2) Structured input prompting that encodes task intent, reasoning history, skill library, and safety constraints into a unified query for the pretrained VLM, enabling temporally consistent, context-aware, and physically valid reasoning while reducing hallucinations and maintaining task grounding.
3) Structured reasoning output via Descriptive Reasoning Trace (DRT) that constrains the pretrained VLM to produce interpretable, temporally grounded decision traces instead of free-text commands, enforcing reasoning-before-action execution for consistent skill selection.
Structured Prompting for Reasoning
The effectiveness of AERMANI-VLM depends not only on the pretrained VLM but also on how it is queried. At each timestep t, the structured prompt Pₜ is defined as:
Pₜ = { L, Preamble, History, Skill Library, Rules }
Each component organizes task context and operational constraints into a consistent input format.
Task Command (L): Specifies the overall objective in natural language.
Preamble: Defines the VLM’s role, output format, and safety constraints.
History: Stores past reasoning traces and executed skills to maintain temporal continuity.
Skill Library: Lists all executable routines, expressed in natural language for interpretability.
Rules: Enforce a structured response containing a Descriptive Reasoning Trace (DRT) and one Skill To Execute (STE).
This structure grounds the VLM’s reasoning in both semantic context and executable constraints, ensuring temporally consistent and physically valid decisions. Unlike unstructured prompting, it enforces verifiable reasoning sequences that link high-level inference to safety-critical aerial control.
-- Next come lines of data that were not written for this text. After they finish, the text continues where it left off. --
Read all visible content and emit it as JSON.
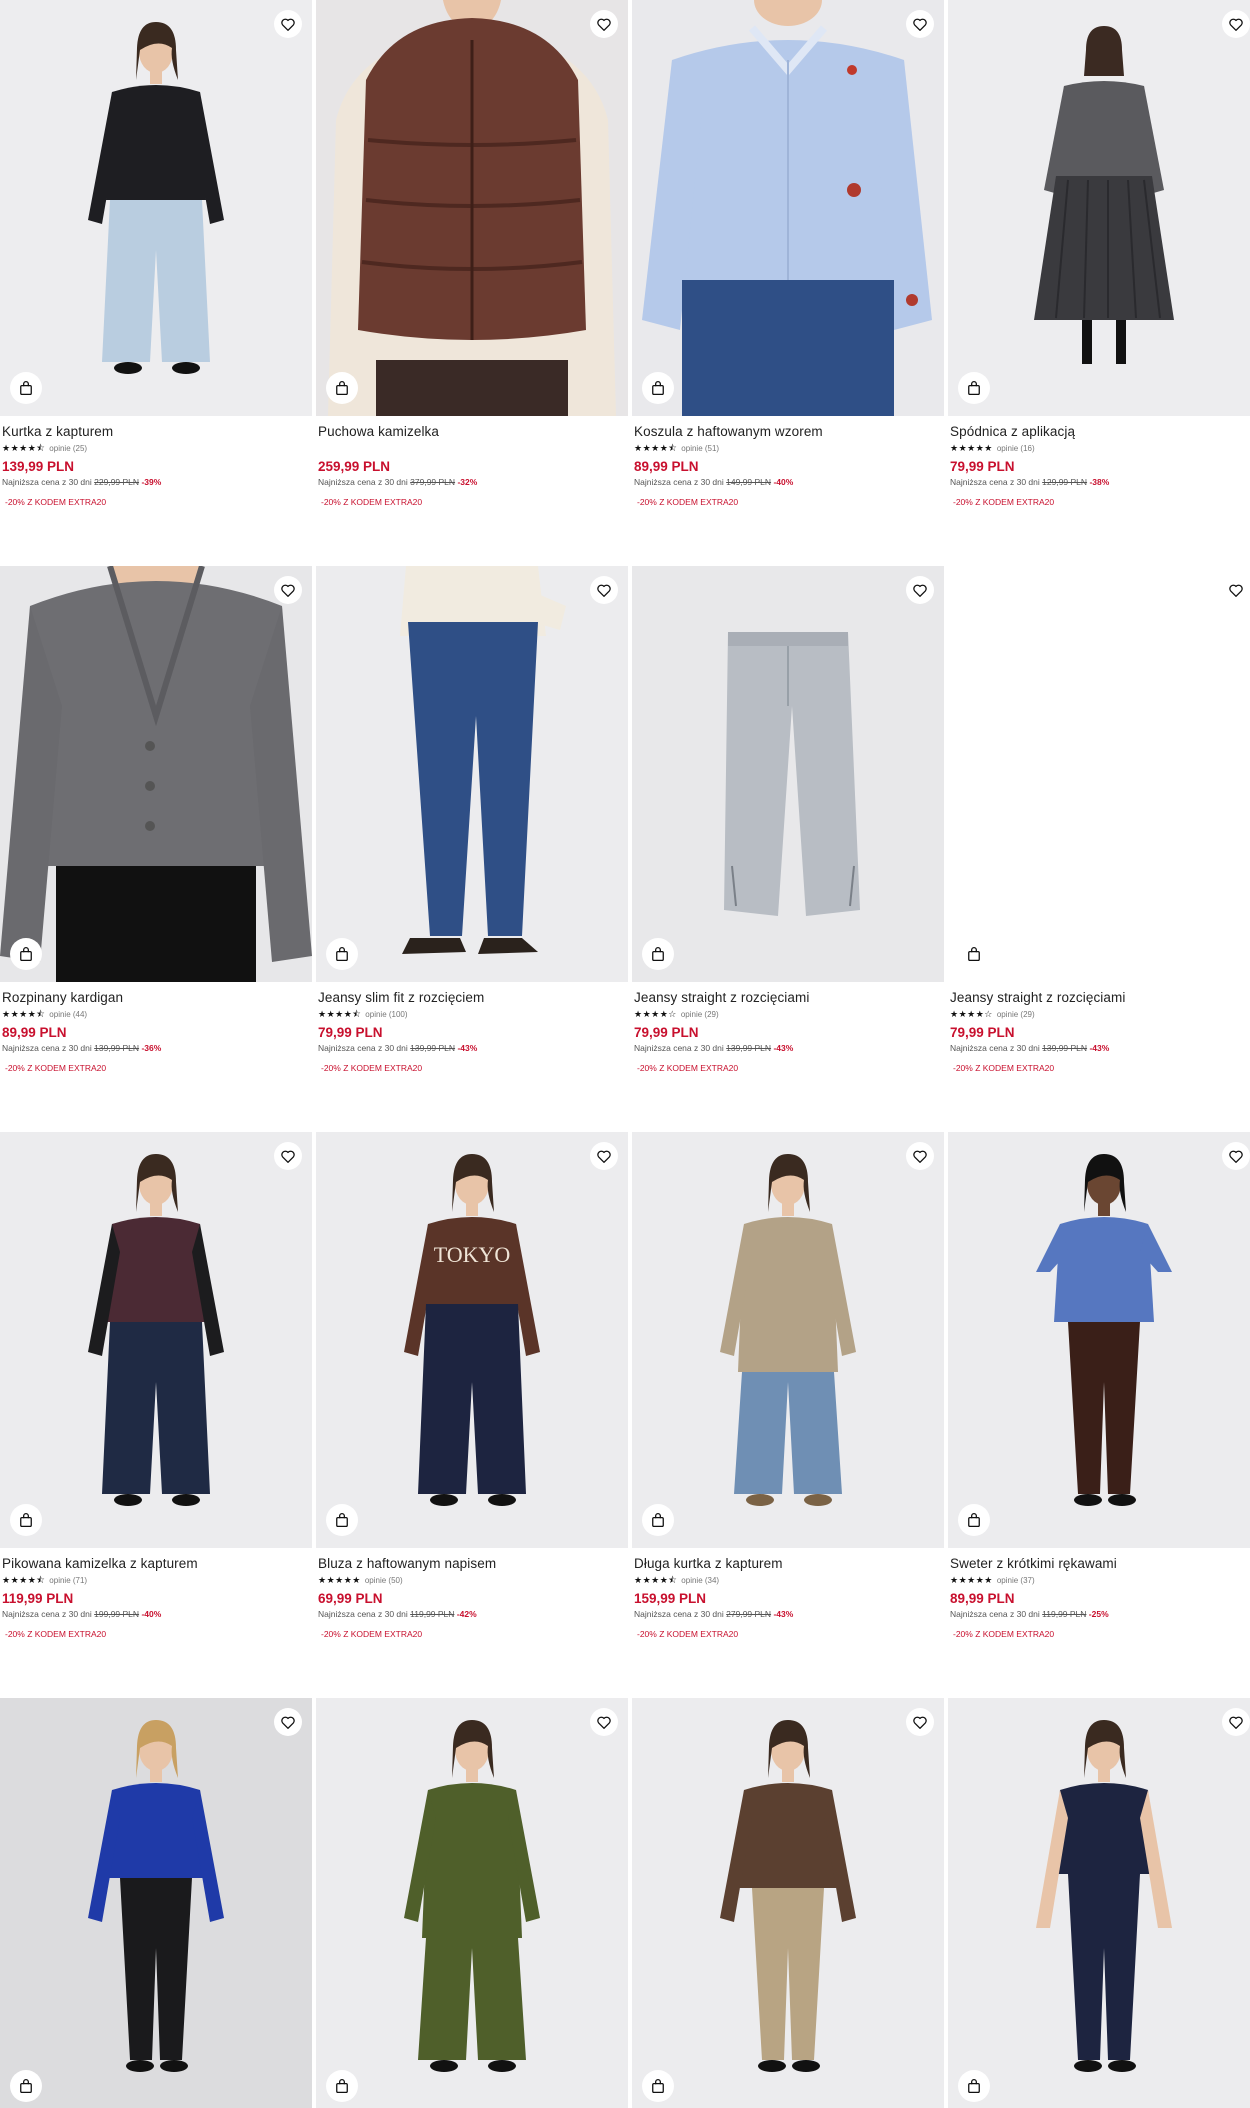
{
  "colors": {
    "price": "#c8102e",
    "promo": "#c8102e",
    "photo_bg": "#ececee"
  },
  "products": [
    {
      "name": "Kurtka z kapturem",
      "stars": "★★★★⯪",
      "reviews": "opinie (25)",
      "price": "139,99 PLN",
      "lowest_label": "Najniższa cena z 30 dni",
      "old_price": "229,99 PLN",
      "discount": "-39%",
      "promo": "-20% Z KODEM EXTRA20",
      "image": "woman-black-jacket-light-jeans"
    },
    {
      "name": "Puchowa kamizelka",
      "stars": "",
      "reviews": "",
      "price": "259,99 PLN",
      "lowest_label": "Najniższa cena z 30 dni",
      "old_price": "379,99 PLN",
      "discount": "-32%",
      "promo": "-20% Z KODEM EXTRA20",
      "image": "brown-puffer-vest"
    },
    {
      "name": "Koszula z haftowanym wzorem",
      "stars": "★★★★⯪",
      "reviews": "opinie (51)",
      "price": "89,99 PLN",
      "lowest_label": "Najniższa cena z 30 dni",
      "old_price": "149,99 PLN",
      "discount": "-40%",
      "promo": "-20% Z KODEM EXTRA20",
      "image": "light-blue-embroidered-shirt"
    },
    {
      "name": "Spódnica z aplikacją",
      "stars": "★★★★★",
      "reviews": "opinie (16)",
      "price": "79,99 PLN",
      "lowest_label": "Najniższa cena z 30 dni",
      "old_price": "129,99 PLN",
      "discount": "-38%",
      "promo": "-20% Z KODEM EXTRA20",
      "image": "woman-grey-cardigan-pleated-skirt"
    },
    {
      "name": "Rozpinany kardigan",
      "stars": "★★★★⯪",
      "reviews": "opinie (44)",
      "price": "89,99 PLN",
      "lowest_label": "Najniższa cena z 30 dni",
      "old_price": "139,99 PLN",
      "discount": "-36%",
      "promo": "-20% Z KODEM EXTRA20",
      "image": "grey-cardigan"
    },
    {
      "name": "Jeansy slim fit z rozcięciem",
      "stars": "★★★★⯪",
      "reviews": "opinie (100)",
      "price": "79,99 PLN",
      "lowest_label": "Najniższa cena z 30 dni",
      "old_price": "139,99 PLN",
      "discount": "-43%",
      "promo": "-20% Z KODEM EXTRA20",
      "image": "dark-blue-slim-jeans"
    },
    {
      "name": "Jeansy straight z rozcięciami",
      "stars": "★★★★☆",
      "reviews": "opinie (29)",
      "price": "79,99 PLN",
      "lowest_label": "Najniższa cena z 30 dni",
      "old_price": "139,99 PLN",
      "discount": "-43%",
      "promo": "-20% Z KODEM EXTRA20",
      "image": "light-grey-straight-jeans"
    },
    {
      "name": "Jeansy straight z rozcięciami",
      "stars": "★★★★☆",
      "reviews": "opinie (29)",
      "price": "79,99 PLN",
      "lowest_label": "Najniższa cena z 30 dni",
      "old_price": "139,99 PLN",
      "discount": "-43%",
      "promo": "-20% Z KODEM EXTRA20",
      "image": "blank"
    },
    {
      "name": "Pikowana kamizelka z kapturem",
      "stars": "★★★★⯪",
      "reviews": "opinie (71)",
      "price": "119,99 PLN",
      "lowest_label": "Najniższa cena z 30 dni",
      "old_price": "199,99 PLN",
      "discount": "-40%",
      "promo": "-20% Z KODEM EXTRA20",
      "image": "woman-quilted-vest-dark-jeans"
    },
    {
      "name": "Bluza z haftowanym napisem",
      "stars": "★★★★★",
      "reviews": "opinie (50)",
      "price": "69,99 PLN",
      "lowest_label": "Najniższa cena z 30 dni",
      "old_price": "119,99 PLN",
      "discount": "-42%",
      "promo": "-20% Z KODEM EXTRA20",
      "image": "brown-tokyo-sweatshirt",
      "print_text": "TOKYO"
    },
    {
      "name": "Długa kurtka z kapturem",
      "stars": "★★★★⯪",
      "reviews": "opinie (34)",
      "price": "159,99 PLN",
      "lowest_label": "Najniższa cena z 30 dni",
      "old_price": "279,99 PLN",
      "discount": "-43%",
      "promo": "-20% Z KODEM EXTRA20",
      "image": "woman-beige-long-jacket"
    },
    {
      "name": "Sweter z krótkimi rękawami",
      "stars": "★★★★★",
      "reviews": "opinie (37)",
      "price": "89,99 PLN",
      "lowest_label": "Najniższa cena z 30 dni",
      "old_price": "119,99 PLN",
      "discount": "-25%",
      "promo": "-20% Z KODEM EXTRA20",
      "image": "woman-blue-short-sleeve-sweater"
    },
    {
      "name": "",
      "stars": "",
      "reviews": "",
      "price": "",
      "lowest_label": "",
      "old_price": "",
      "discount": "",
      "promo": "",
      "image": "woman-cobalt-sweater-leather-pants"
    },
    {
      "name": "",
      "stars": "",
      "reviews": "",
      "price": "",
      "lowest_label": "",
      "old_price": "",
      "discount": "",
      "promo": "",
      "image": "woman-green-print-dress"
    },
    {
      "name": "",
      "stars": "",
      "reviews": "",
      "price": "",
      "lowest_label": "",
      "old_price": "",
      "discount": "",
      "promo": "",
      "image": "woman-brown-leather-jacket-beige-pants"
    },
    {
      "name": "",
      "stars": "",
      "reviews": "",
      "price": "",
      "lowest_label": "",
      "old_price": "",
      "discount": "",
      "promo": "",
      "image": "woman-navy-peplum-top-pants"
    }
  ]
}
Given Pₜ and the current observation oₜ, the VLM generates:
γₜ = π(oₜ, Pₜ) = { DRTₜ, STEₜ }
Here, the DRT provides the reasoning trace and the STE identifies the executable skill. The DRT is composed of four interpretable fields:
DRTₜ = { Image Description, Summary, Action Prediction, Reasoning }
Each field serves a distinct functional role:
Image Description: Grounds reasoning in the current visual scene for spatial awareness.
Summary: Records progress and past actions, maintaining temporal coherence under partial observability.
Action Prediction: Compels the model to evaluate all available skills before selection, reducing hallucinated or inconsistent outputs.
Reasoning: Synthesizes perception, memory, and predicted actions into a coherent justification.
Together, these components enforce a verifiable chain-of-thought, compelling the VLM to produce reasoning traces that can be inspected, validated, and enable human verification.
Results
Fig. Qualitative results from a real-world hardware experiment for the command: “Pick up the purple cup next to the coffee machine and place it on the wooden table.” Each panel shows the first-person onboard view (large bottom image) and two static third-person views (small top images). The numbered sequence illustrates the complete, autonomous execution of the task. (1–3) The AM performs an active search to find the target object. (4–5) It executes a visually-guided approach and grasp. (6–8) After securing the cup, it searches for the destination table. (9–10) Finally, it approaches the table and places the object.
Fig. Example output from the pretrained VLM under AERMANI-VLM prompting. The model generates a structured reasoning trace (DRT) consisting of image description, task summary, candidate action predictions with justifications, and step-by-step reasoning. From this trace, the system selects a discrete, flight-safe skill (STE) to execute.